How can a wordpress website get hacked?

Are you having a WordPress website and ever wondered how the site may get hacked? Worst part – your website is already hacked and you some how fixed it from the backups you have and you want to know the prevention techniques. Before understanding the prevention measures, you must understand how the hacking is done in the first place.

Here is a short video of how the vulnerability will get exploited.

As you can see in the video, the wpscan tool first retrieves important information about the WordPress installation such as version, the plugins and themes used, as well as other information like Apache version and others. Once the hacker gets the information and enumerates the users present in the WordPress installation, the next step is to brute force the system against the common and less strong passwords. With the master password in hand it will be very easy for the hacker to login, edit or delete the content, and also deface the website. If the server is also vulnerable then there is a chance to get the commands executed at the operating system level to wipe out the files.

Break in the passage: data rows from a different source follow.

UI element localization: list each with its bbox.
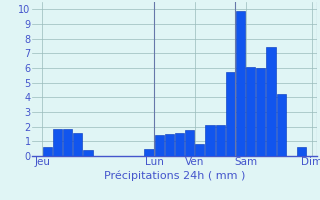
Bar: [216, 125, 225, 156]
Bar: [205, 125, 215, 156]
Bar: [256, 68, 265, 156]
Bar: [165, 134, 174, 156]
Bar: [276, 94, 286, 156]
Bar: [84, 150, 92, 156]
Bar: [63, 129, 72, 156]
Bar: [297, 147, 306, 156]
Bar: [267, 47, 276, 156]
Bar: [185, 130, 194, 156]
Bar: [175, 133, 184, 156]
Bar: [43, 147, 52, 156]
Bar: [53, 129, 62, 156]
Bar: [236, 11, 245, 156]
Bar: [246, 67, 255, 156]
Bar: [155, 135, 164, 156]
Bar: [195, 144, 204, 156]
Bar: [226, 72, 235, 156]
Bar: [144, 149, 154, 156]
Bar: [73, 133, 82, 156]
X-axis label: Précipitations 24h ( mm ): Précipitations 24h ( mm ): [104, 170, 245, 181]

To summarise, these are the main reasons the wordpress website hack might affect you

  • You are running an outdated version of the WordPress
  • The plugins and themes that you are using are outdated
  • Your hosting provider or your server is having a vulnerable server configuration, i.e the server hardening is not done
  • Your users are not using strong passwords
  • You do not take the backup of your website

What can you do to stop it?

There are very simple yet powerful activities that you can take care in less time.

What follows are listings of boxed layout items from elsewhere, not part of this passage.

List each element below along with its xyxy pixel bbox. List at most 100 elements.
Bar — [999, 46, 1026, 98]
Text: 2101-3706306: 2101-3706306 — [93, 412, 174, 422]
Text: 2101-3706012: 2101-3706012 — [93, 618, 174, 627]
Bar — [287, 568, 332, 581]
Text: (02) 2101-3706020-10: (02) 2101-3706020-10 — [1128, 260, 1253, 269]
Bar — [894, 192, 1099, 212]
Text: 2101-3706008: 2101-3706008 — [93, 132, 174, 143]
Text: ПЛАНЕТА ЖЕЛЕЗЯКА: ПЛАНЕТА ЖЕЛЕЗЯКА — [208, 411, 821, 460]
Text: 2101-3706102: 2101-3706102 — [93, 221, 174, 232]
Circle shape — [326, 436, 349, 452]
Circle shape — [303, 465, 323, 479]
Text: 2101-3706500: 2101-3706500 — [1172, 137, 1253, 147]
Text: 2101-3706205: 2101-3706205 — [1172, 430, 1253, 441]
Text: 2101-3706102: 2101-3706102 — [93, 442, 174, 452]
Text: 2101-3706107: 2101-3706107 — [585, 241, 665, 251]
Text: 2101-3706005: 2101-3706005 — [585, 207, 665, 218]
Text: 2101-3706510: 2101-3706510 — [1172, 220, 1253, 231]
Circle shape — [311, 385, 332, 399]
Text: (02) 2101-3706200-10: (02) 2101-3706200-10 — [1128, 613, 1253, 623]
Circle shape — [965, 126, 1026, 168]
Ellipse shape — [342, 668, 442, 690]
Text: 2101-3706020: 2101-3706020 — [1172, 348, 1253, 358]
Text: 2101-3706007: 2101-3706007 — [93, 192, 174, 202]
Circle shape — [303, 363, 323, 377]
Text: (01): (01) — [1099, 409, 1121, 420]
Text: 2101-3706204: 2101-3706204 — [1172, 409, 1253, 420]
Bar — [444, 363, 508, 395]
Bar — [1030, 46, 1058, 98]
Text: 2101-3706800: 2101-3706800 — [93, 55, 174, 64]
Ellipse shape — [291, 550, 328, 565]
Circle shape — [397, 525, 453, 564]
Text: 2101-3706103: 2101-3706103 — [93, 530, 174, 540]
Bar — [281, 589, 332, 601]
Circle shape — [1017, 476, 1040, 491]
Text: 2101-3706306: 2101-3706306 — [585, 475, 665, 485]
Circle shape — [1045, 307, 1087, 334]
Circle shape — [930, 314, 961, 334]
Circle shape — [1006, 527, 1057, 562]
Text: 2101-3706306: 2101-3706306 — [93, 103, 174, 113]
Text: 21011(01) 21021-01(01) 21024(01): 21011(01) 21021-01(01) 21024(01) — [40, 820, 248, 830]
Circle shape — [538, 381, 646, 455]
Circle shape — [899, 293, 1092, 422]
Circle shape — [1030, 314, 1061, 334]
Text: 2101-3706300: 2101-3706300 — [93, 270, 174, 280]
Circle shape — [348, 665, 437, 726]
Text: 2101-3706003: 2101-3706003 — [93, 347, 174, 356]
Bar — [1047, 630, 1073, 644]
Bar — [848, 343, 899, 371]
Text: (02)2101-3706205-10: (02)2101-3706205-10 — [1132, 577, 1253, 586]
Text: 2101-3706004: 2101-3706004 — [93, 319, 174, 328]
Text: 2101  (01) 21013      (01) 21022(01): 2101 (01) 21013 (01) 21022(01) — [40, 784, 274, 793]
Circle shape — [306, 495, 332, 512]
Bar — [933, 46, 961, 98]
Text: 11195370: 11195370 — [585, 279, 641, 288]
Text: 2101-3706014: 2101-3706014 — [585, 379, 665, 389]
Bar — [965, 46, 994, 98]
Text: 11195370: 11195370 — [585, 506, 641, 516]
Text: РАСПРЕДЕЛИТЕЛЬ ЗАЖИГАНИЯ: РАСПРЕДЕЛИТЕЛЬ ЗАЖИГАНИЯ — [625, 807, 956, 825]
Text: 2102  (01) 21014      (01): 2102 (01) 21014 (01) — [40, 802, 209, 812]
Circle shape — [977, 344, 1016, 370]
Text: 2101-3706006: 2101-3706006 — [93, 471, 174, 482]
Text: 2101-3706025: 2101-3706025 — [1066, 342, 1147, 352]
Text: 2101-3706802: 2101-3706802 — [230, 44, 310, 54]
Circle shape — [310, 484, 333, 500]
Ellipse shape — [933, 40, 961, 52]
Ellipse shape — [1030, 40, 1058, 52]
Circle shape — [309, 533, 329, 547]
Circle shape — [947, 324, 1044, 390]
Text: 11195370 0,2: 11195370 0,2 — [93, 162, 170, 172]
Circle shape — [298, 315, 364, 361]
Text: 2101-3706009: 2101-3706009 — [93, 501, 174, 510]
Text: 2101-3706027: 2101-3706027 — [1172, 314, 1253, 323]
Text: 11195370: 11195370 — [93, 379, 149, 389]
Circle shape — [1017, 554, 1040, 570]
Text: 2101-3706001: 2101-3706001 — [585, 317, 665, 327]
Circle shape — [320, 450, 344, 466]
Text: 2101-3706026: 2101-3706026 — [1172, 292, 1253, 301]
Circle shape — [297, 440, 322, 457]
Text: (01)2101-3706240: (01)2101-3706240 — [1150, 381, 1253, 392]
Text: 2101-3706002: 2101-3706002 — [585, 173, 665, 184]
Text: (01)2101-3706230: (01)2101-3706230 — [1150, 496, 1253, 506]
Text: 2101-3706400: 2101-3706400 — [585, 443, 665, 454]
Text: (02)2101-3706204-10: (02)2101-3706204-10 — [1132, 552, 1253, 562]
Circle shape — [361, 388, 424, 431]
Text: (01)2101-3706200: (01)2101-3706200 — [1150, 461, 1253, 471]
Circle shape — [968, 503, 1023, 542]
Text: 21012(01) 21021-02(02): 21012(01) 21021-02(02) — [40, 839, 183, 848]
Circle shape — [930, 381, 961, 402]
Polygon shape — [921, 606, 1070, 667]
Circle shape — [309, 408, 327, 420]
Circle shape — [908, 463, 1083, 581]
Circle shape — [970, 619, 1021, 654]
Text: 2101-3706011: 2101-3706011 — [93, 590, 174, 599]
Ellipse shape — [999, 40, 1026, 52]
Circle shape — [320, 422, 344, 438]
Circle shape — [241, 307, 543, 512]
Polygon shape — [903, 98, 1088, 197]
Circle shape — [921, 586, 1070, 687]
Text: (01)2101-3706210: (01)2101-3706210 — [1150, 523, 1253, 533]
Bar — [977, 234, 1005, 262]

  • Update your WordPress version as soon as the new version gets released are the latest stable version available
  • Update dependent plugins and themes when the updates are available
  • Most importantly, take regular backups of your site and the database
  • Install WP security plugin
  • Change the default administrator username from admin to something else
  • Have a strong password policy for your user accounts

The password of the administrator should be strong enough having one or two special characters, combination of upper and lowercase letters along with some numbers.